Cette tendance se fait jour avant la clôture du Canon biblique; elle existait au temps de Jésus, et elle avait en fait atteint alors son plein développement. Il était naturel que ce sens élargi trouve une expression dans la vie privée, par opposition à la bénédiction communautaire. Les raisons de cette évolution sont évidentes. D'abord une telle bénédiction, étant une effusion de reconnaissance pour des bienfaits reçus personnellement, doit être prononcée par le bénéficiaire lui-même. Secondement, elle est alors réelle et sincère. Troisièmement, elle est sans ostentation...

Au commencement du chapitre sept du traité Sotah de la Mishnah, dans le Talmud de Babylone, traité Berakhot 32 a, et ailleurs aussi, il est question de la langue dans laquelle les bénédictions peuvent être prononcées. Ainsi on peut réciter les grâces après les repas dans n'importe quelle langue, mais la bénédiction aaronide sur le peuple peut seulement être dite en hébreu (38 a).

La plupart des bénédictions qui nous ont été transmises sont en hébreu. Certaines prières ou annonces faites à l'assemblée, telle l'invitation publique faite aux voyageurs et aux pauvres de se joindre au repas pascal, étaient en araméen ver-naculaire. Mais on ne peut prononcer une action de grâces que dans la langue qu'on connaît le mieux.
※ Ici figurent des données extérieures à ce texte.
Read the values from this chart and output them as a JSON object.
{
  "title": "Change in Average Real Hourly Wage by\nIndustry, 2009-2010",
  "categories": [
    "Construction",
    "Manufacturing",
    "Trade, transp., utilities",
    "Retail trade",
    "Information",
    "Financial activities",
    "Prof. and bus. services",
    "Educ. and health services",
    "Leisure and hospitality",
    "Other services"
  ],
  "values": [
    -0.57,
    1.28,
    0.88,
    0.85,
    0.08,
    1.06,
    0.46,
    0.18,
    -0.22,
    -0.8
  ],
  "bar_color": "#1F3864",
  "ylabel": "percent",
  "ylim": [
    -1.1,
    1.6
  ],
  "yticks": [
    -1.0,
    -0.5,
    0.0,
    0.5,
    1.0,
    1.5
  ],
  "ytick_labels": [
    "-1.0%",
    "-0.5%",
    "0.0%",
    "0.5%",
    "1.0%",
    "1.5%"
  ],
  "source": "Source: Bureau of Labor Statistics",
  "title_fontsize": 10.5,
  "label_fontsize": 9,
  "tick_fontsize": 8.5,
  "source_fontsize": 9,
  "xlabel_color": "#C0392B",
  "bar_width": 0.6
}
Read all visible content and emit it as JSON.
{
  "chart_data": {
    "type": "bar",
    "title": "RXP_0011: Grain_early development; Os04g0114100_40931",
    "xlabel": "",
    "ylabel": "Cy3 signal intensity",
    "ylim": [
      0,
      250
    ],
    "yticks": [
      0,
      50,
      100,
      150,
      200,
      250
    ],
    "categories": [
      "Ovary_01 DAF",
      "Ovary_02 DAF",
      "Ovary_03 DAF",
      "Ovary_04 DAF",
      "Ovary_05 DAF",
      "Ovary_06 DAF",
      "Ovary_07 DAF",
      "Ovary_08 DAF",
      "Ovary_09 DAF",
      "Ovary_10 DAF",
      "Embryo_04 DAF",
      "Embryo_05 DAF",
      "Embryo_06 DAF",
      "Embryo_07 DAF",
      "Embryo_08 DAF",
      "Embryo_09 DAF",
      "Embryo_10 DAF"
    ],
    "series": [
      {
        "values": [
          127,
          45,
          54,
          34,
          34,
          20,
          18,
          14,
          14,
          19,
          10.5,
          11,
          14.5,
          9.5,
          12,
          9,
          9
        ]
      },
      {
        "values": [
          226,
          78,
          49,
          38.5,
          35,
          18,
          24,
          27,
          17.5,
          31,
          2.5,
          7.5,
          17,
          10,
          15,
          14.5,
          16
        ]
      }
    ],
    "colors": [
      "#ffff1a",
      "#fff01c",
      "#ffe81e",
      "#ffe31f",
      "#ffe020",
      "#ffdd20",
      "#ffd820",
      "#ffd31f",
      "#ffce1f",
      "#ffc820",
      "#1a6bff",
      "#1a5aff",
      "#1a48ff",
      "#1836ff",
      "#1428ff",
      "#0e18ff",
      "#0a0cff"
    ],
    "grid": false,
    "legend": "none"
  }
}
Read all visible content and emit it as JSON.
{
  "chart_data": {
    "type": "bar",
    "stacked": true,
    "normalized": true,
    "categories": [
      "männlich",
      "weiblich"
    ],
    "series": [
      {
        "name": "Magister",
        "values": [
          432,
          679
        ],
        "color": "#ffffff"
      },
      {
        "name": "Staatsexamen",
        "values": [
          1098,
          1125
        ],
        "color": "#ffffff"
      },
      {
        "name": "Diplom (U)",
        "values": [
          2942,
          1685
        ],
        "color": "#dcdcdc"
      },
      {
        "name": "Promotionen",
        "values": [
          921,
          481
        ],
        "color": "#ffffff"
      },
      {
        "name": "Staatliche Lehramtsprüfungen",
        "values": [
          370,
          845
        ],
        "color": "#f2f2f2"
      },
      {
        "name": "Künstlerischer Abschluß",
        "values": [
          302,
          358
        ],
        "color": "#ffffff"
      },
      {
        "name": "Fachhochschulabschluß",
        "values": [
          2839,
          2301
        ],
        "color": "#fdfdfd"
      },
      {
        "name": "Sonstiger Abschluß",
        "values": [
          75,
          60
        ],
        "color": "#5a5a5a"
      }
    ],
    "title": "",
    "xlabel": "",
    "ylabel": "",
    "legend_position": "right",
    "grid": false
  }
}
Ainsi est-il rappelé dans Berakoth 40 b que Benjamin le berger, après s'être fait un sandwich de pain avec quelque assaisonnement, avait l'habitude de s'exclamer en araméen (ce qui était sans aucun doute sa langue maternelle): « Béni soit le Maître de ce pain ». Son action a été considérée comme faisant jurisprudence. Elle a été citée, longtemps après, par les rabbins à l'appui de ce grand principe: Aussi grande que soit la valeur de la langue sacrée, aussi fort que soit le lien qu'elle représente entre les membres dispersés d'Israël, aussi nécessaire soit-il que tout juif ait un accès de première main à la Bible et à toute la littérature juive, il reste que celui-ci ne doit pas approcher son Père du ciel par l'intermédiaire d'un interprète. Le plus humble et le plus pauvre doivent avoir un droit d'accès sans restriction...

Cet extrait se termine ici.